Quarter-miler Shaunae Miller is enjoying the best of both worlds with her father, Shaun Miller, as a part of the Bahamian coaching staff in another historic moment for the Bahamas. It’s the first time in track-and-field that a parent is coaching their child at the games. However, the first father-coach combo was in Sydney, Australia when Andy Knowles coached Jeremy Knowles at the 2000 Olympic Games.
“It’s really good. Of course, sometimes we have our ups and downs,” said Shaunae, “but I love him here because I know he has my back. So I’m happy that he’s here with me. It makes it that much easier for me to compete.”
And just in case you’re wondering if there’s any added pressure with him being here, Miller said she’s not letting it get to her.
“I’m not the type to get easily rattled,” she said. “So it’s not a problem.”
Shaun Miller, a former distance runner who never got the opportunity to represent the Bahamas at a major global international meet, said he’s just as excited about his daughter about being here at the games.
“It’s an honour. It’s also coming down to the last meet that I will get to coach her (before she head off to school at the University of Georgia after the games), so I’m just glad that I have this opportunity,” he said. “I would have liked to have her 100 per cent healthy, but she’s in good shape and her preparation has been coming along very well.”
As for her frame of mind, Miller said she’s “pretty much in that Olympic mood right now. So that’s a good thing for her.”
Miller, the 18-year-old graduate from St Augustine’s College, who is coming off a fourth place finish at the IAAF World Junior Championships in Barcelona, Spain earlier in July, won’t compete until Friday when she’s entered in the first round of the women’s 400 metres at the Olympic Stadium. The semifinal is set for Saturday and the final will take place on Sunday.
Coming into the games, Miller has the 38th fastest time in the world of 51.25 seconds. But out of that field ahead of her, only about 16 will be allowed to compete as there are only a maximum of three competitors per country allowed, unless there is a wild card entry. So taking those figures into consideration, it’s all up to Miller to go out and perform.
“We just want to get through the rounds,” said Miller after taking his daughter and Grand Bahamian Amara Jones through their workout session yesterday. “Once we do that and we get to the final, it will be a challenge.”

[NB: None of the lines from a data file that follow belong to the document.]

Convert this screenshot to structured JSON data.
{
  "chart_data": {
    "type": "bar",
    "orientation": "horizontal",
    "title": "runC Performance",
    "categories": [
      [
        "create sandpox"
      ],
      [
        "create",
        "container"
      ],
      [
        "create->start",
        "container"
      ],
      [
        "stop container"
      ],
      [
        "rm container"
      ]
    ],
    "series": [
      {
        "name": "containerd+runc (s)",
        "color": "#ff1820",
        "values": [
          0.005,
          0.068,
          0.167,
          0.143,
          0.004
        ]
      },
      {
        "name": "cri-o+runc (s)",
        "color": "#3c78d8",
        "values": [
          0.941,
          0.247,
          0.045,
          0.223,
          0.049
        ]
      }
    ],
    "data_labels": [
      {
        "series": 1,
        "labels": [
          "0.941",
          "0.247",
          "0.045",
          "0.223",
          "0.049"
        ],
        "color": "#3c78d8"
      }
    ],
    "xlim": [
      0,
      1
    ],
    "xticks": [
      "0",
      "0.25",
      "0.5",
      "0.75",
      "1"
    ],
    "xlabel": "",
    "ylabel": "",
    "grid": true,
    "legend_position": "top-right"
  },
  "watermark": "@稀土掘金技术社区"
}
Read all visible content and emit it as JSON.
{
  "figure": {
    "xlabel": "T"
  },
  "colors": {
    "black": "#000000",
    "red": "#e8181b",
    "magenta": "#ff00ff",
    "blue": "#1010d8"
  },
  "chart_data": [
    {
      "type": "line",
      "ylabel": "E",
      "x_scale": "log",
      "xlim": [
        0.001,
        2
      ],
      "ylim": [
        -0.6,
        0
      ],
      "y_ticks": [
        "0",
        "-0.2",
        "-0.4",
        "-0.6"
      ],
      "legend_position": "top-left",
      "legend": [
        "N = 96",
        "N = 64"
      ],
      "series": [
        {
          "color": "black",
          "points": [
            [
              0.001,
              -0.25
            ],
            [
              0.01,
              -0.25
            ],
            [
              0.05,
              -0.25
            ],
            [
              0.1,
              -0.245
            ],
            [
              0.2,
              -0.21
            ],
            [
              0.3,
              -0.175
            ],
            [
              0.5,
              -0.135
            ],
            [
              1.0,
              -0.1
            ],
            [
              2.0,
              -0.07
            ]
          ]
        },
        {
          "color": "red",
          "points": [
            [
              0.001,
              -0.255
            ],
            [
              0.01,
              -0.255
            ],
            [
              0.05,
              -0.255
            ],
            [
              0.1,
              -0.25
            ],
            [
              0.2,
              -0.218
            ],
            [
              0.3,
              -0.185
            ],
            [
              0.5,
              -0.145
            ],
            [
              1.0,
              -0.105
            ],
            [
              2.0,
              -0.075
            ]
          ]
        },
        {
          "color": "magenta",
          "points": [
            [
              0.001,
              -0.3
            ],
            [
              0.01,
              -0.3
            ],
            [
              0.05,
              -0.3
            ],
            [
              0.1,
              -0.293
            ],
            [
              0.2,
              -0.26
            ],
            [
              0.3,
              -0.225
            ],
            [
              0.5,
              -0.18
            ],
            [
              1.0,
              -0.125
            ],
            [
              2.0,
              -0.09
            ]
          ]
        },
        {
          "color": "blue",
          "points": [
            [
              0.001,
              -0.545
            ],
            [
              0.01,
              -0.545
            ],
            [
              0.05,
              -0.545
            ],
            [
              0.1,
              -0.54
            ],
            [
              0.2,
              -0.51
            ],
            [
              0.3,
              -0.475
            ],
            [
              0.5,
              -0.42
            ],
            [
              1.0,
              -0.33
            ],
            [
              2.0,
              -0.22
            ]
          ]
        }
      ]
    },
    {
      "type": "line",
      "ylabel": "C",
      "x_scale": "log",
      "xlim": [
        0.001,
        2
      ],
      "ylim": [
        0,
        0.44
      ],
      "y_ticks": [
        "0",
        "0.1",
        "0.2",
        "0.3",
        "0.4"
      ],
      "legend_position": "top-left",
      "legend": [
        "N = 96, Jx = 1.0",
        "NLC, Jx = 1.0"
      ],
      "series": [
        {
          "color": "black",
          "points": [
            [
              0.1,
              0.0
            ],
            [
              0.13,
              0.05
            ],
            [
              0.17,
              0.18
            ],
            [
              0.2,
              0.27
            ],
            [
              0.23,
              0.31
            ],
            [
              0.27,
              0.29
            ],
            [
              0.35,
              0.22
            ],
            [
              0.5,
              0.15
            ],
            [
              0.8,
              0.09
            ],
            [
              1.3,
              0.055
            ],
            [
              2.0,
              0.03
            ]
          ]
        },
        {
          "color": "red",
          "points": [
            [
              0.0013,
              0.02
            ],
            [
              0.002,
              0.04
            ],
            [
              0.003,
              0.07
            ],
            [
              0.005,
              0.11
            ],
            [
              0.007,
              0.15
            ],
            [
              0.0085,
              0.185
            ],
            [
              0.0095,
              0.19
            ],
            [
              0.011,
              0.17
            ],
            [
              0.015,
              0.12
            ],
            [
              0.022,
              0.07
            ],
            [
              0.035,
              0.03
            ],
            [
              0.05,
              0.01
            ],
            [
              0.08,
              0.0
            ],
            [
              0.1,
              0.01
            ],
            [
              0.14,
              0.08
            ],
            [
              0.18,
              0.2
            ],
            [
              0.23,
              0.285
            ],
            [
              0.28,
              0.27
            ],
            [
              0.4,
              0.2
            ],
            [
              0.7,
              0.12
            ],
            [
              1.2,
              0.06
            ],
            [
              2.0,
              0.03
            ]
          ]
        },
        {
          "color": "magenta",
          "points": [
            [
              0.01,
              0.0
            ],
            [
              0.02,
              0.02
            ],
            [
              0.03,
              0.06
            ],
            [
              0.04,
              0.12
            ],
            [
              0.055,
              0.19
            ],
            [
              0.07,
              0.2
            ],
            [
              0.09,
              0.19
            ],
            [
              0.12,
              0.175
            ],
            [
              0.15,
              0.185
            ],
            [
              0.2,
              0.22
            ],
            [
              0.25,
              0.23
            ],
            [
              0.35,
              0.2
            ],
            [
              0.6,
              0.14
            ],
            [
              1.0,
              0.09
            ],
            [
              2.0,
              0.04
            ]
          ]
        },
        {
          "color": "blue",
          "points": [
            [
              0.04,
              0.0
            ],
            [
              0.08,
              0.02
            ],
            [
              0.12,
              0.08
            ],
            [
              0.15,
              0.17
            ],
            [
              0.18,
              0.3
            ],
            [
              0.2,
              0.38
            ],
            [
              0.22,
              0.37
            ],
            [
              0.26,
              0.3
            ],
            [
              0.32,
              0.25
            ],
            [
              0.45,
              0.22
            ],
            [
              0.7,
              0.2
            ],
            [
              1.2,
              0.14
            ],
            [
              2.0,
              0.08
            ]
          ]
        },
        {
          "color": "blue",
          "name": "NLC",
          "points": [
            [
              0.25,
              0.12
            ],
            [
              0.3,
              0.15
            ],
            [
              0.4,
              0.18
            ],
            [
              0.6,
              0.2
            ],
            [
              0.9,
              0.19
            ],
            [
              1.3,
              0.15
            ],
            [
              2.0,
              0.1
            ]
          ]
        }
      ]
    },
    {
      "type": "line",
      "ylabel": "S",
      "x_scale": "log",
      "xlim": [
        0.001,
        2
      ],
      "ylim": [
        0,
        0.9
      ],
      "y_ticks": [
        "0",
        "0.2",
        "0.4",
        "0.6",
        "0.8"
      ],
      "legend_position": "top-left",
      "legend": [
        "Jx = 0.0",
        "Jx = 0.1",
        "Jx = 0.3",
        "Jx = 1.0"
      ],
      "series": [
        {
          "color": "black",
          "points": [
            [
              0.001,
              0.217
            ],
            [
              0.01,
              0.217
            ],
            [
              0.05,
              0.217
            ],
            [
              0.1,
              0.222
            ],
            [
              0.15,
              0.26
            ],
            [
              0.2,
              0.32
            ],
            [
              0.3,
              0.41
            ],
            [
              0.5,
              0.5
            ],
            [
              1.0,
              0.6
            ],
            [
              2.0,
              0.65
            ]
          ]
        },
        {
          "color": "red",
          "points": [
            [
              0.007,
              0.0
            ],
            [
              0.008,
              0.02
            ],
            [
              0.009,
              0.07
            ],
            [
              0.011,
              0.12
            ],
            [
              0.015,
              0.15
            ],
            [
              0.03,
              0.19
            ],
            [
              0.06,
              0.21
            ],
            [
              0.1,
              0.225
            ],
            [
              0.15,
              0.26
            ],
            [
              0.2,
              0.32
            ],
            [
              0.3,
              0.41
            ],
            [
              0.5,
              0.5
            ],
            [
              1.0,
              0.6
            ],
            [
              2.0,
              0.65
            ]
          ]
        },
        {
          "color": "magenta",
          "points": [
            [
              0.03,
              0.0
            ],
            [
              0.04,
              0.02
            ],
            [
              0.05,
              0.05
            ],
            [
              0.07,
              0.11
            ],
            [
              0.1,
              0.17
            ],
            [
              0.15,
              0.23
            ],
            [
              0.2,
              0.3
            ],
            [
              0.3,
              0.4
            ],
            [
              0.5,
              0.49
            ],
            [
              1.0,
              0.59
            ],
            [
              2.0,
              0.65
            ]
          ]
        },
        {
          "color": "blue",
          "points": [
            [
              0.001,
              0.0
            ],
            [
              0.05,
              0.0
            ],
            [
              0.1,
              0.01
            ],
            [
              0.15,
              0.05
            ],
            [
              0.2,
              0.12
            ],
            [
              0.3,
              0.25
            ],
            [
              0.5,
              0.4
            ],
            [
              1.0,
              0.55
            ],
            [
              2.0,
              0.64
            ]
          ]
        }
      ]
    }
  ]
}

Miller has endured his own personal challenge here. As he’s not fully accredited to the team, the Bahamas Olympic Committee’s secretary general Romel Knowles has been working around the clock, making sure that he’s getting the necessary passes to be able to assist his daughter and the team in their practice sessions.
“I’d like to be in the stadium. Hopefully this pass that I have will get me in there,” he said. “If not, I’m going to have to find a way to get there because I need to be there to watch her run.”
If all else fails, Miller said he and his wife, May, who is scheduled to arrive here today, will have to watch elsewhere. But he admitted that there’s no better place for him as a coach to be than in the stadium for his daughter’s Olympic debut.